If it wasn’t for Vera paying so much attention to him, he might be okay—heck, we might even be friends, though that’s a tough one to imagine, let alone swallow. But here’s the rub: she pays way too much attention to him, doting over how smart he is, what a fine young man he’s going to be. And here’s the rub of the rub: he brings it on, knowing full well what he’s doing. One day, he even looked at me and winked. Almost like he was telling me to forget it; Vera was his. Stupid dingleberry.

It’s him who doesn’t have a clue. You see, before I bash out his brains, I’m gonna stab both of my Berol number twos into his eye sockets, make him look like some alien life force come down from the planet Drakkamundo, way out there somewhere in the next solar system. Then, after I’ve hammered the pencils home, I’m gonna take my last pack of M-80s, stuff ‘em all up his you-know-what and light the fuse. Jimmy and me, we did something like that to an anthill last week. Seeing all them dead bodies scattered at least four or five feet away from the mound, we both hit the ground grabbing at our bellies.
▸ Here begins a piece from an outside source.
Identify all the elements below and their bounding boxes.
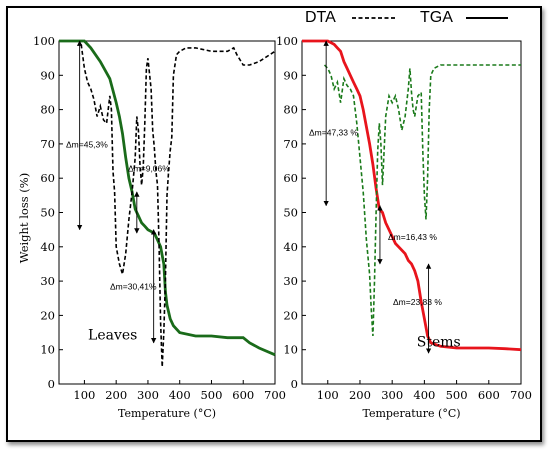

And just think what kind of kick Jimmy will get out of Todd running around, slapping at his rear—only he’ll be slapping at nothing ‘cause the M-80s will blow it all off. Man, Jimmy’ll pee his pants, he’ll be laughing so hard.
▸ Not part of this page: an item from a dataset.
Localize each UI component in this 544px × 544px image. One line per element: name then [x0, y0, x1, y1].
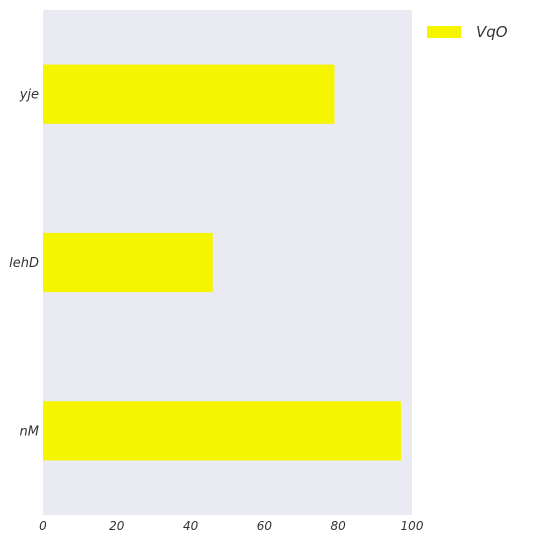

And then, while Todd’s running around, screaming his head off, I’ll be ever-so-helpful and give him a pail of turpentine to—

“Johnny?”

I turn and look into the most beautiful eyes God ever made.

“Yes, Vera?”

She smiles. “It’s Mrs. Whithers to you, Johnny.”

“Okay… Mrs. Whithers.”

“That’s better. Have you finished your quiz?”

Looking down, I grit my teeth. “I haven’t started yet.”

She glances at her watch. “Well, you only have a few minutes left, so hurry up, okay?”

“Yes ma’am.”

Across the room, Todd raises his hand. “I’m done.”

Vera looks at him and smiles. “See how quickly Todd did his quiz, boys and girls? Let’s see who can get theirs done next.”

Todd looks at me, gives me the finger, and smiles.

I grab my Berol number two and smile back. The stupid dingleberry.